這種時候哪有什麽魚,充其量只是一些小青條竄來竄去難撈得很;張娟娟正發愁,看逸生也爬下堤壩;奇怪的事就發生了,本來風平浪靜的湖水開始泛漪瀾;就像被無形的網驅趕一樣,一條兩條三條……有青魚有烏魚有胖頭鰱,先開始的比較小,越聚越多;當逸生跳到張娟娟所站的大青石上的時候,青石周圍魚擠魚的現象越發嚴重;魚多得幾乎已經要躍出水面。

張娟娟有點摸不著頭腦:今天水龍王要上岸嗎?

逸生拿過正在發楞的張娟娟手中的漁網,朝著水裏一撈就是幾條活蹦亂跳的大魚。逸生舉著漁網兜子催促張娟娟:

“快,拿個東西來放魚!”

張娟娟這才反應過來,趕忙解下自己腰上的稻草編成的提兜。放了幾條魚,偌大個提兜就裝不下了。魚在提兜裏還很活蹦亂跳,張娟娟看了一下周圍;拍拍逸生:

“趕緊走,我懷疑要下雨了!”

“天氣這麽好就下雨?”逸生看了看晴空萬裏的天。

“一定是要下雨水裏悶這魚才都往岸上擠,不然就是這些魚就是都瘋了;哎……沒想到能抓這麽多大魚,剩下的都可惜了。”張娟娟把草提兜掛在手腕上,一邊往堤壩上爬一邊不舍地回望那些舍生忘死往岸上湧的魚。

逸生也爬回堤壩,拍拍手。

“我們今天太成功了!回家我讓我媽燒紅燒魚給你吃,我媽做的紅燒魚可好吃了~嘖嘖,一想起來就流口水。”張娟娟提著魚興奮地說。

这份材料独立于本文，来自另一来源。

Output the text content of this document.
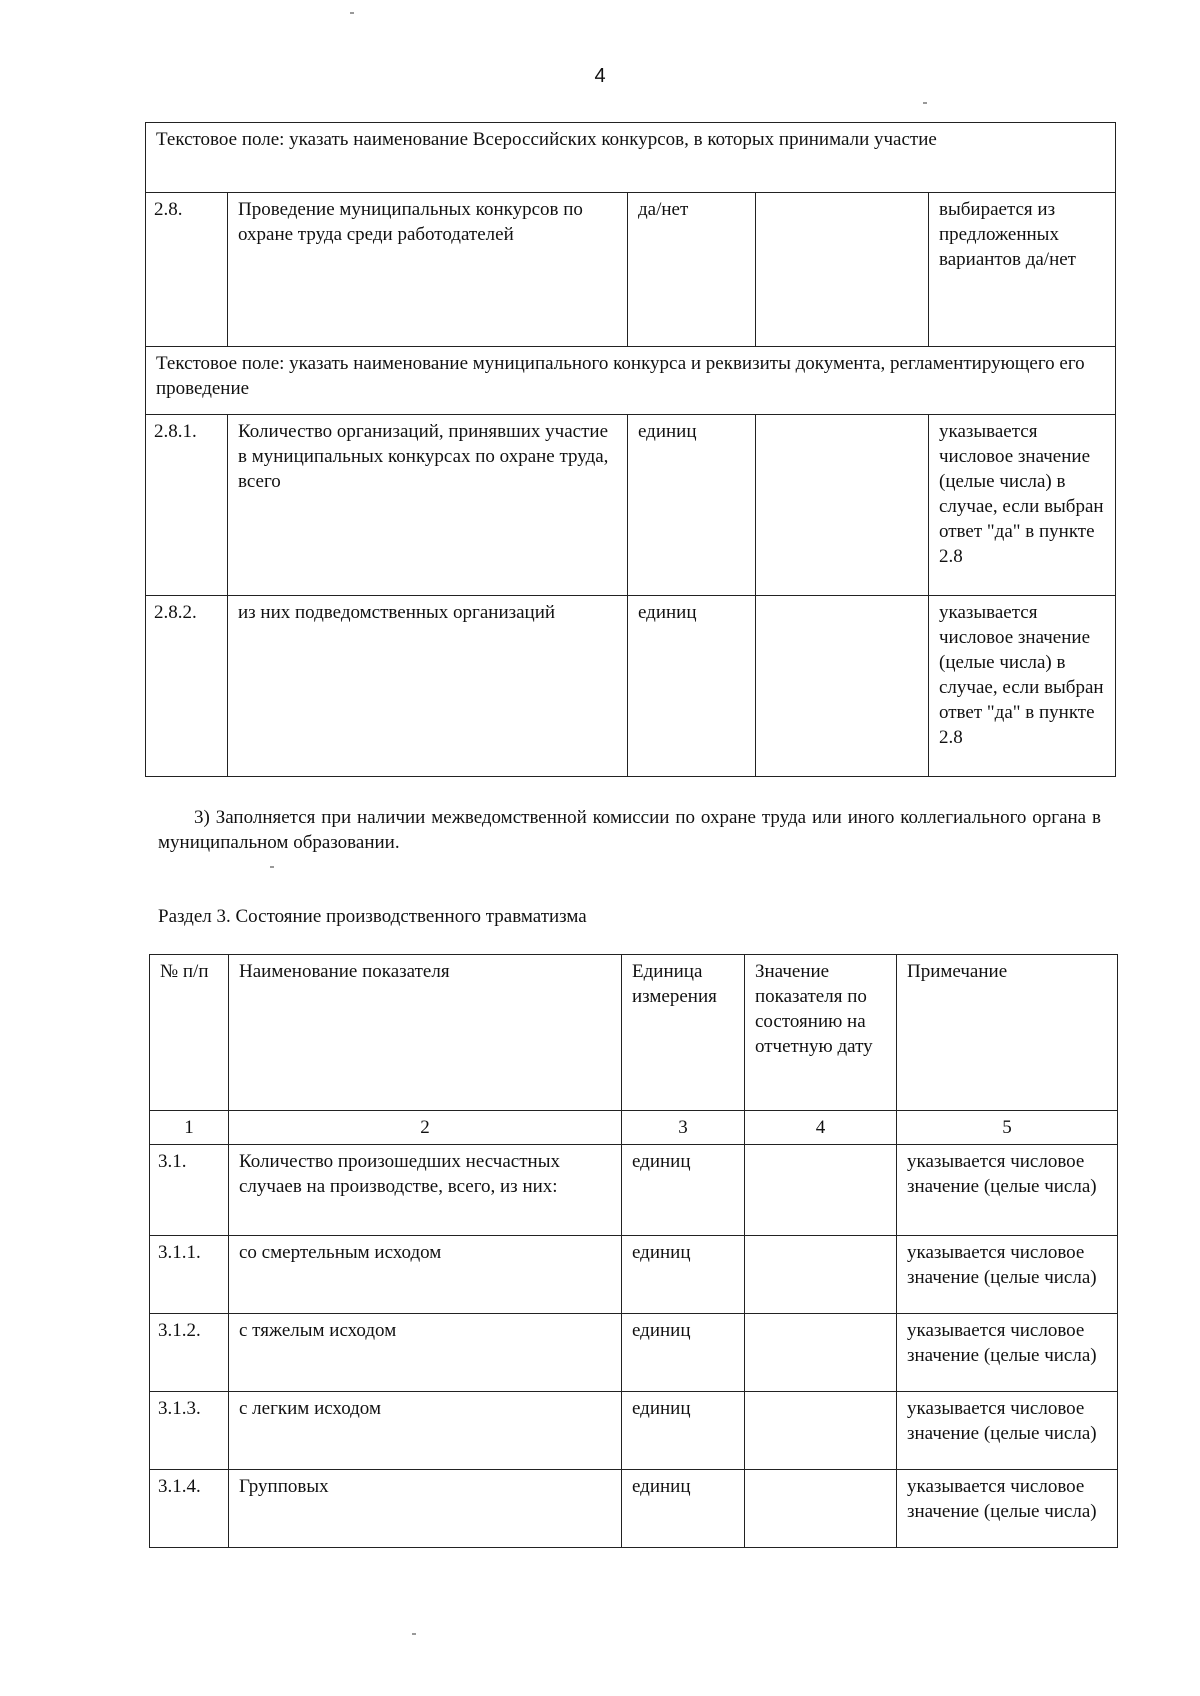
4
Текстовое поле: указать наименование Всероссийских конкурсов, в которых принимали участие				
2.8.	Проведение муниципальных конкурсов по охране труда среди работодателей	да/нет		выбирается из предложенных вариантов да/нет
Текстовое поле: указать наименование муниципального конкурса и реквизиты документа, регламентирующего его проведение				
2.8.1.	Количество организаций, принявших участие в муниципальных конкурсах по охране труда, всего	единиц		указывается числовое значение (целые числа) в случае, если выбран ответ "да" в пункте 2.8
2.8.2.	из них подведомственных организаций	единиц		указывается числовое значение (целые числа) в случае, если выбран ответ "да" в пункте 2.8
3) Заполняется при наличии межведомственной комиссии по охране труда или иного коллегиального органа в муниципальном образовании.
Раздел 3. Состояние производственного травматизма
№ п/п	Наименование показателя	Единица измерения	Значение показателя по состоянию на отчетную дату	Примечание
1	2	3	4	5
3.1.	Количество произошедших несчастных случаев на производстве, всего, из них:	единиц		указывается числовое значение (целые числа)
3.1.1.	со смертельным исходом	единиц		указывается числовое значение (целые числа)
3.1.2.	с тяжелым исходом	единиц		указывается числовое значение (целые числа)
3.1.3.	с легким исходом	единиц		указывается числовое значение (целые числа)
3.1.4.	Групповых	единиц		указывается числовое значение (целые числа)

兩人一個背著畫夾提著魚兜,一個一蹦一跳頭上頂著一大片芋頭葉子;手裏還拿著兩個野桃兒正啃著。

“咱們完成任務太快了,回家時間比預定得要早呢;去你家還是去我家?”張娟娟吃著桃,問逸生。

“都行,你看著辦吧。”

“恩……先把魚放回家,我用盆養上;然後咱們就下紙棋做水燈好不?”張娟娟提議。

逸生點點頭,他現在腦子就想喝點水;別的什麽都不想了。他只覺得人快幹死了,剛才在澱山湖邊都有沖動跳到湖裏去。感覺就像整個人要被風幹了一般,非常需要很多水。

12

12、中元節 ...

回到家中,預期雨並沒有下;張娟娟進後廚拿水桶,逸生則一個勁地從竈頭鍋裏舀水灌自己。張娟娟放好魚一出來,看見逸生又是喝得滿身滿臉水;不禁哈哈大笑起來:

“你可別在我家竈間裏洗澡啊!”

逸生看看自己,也不知道怎麽會狼狽如此。不過澆潑了水,剛才

本站無廣告,永久域名(fanyan.cc)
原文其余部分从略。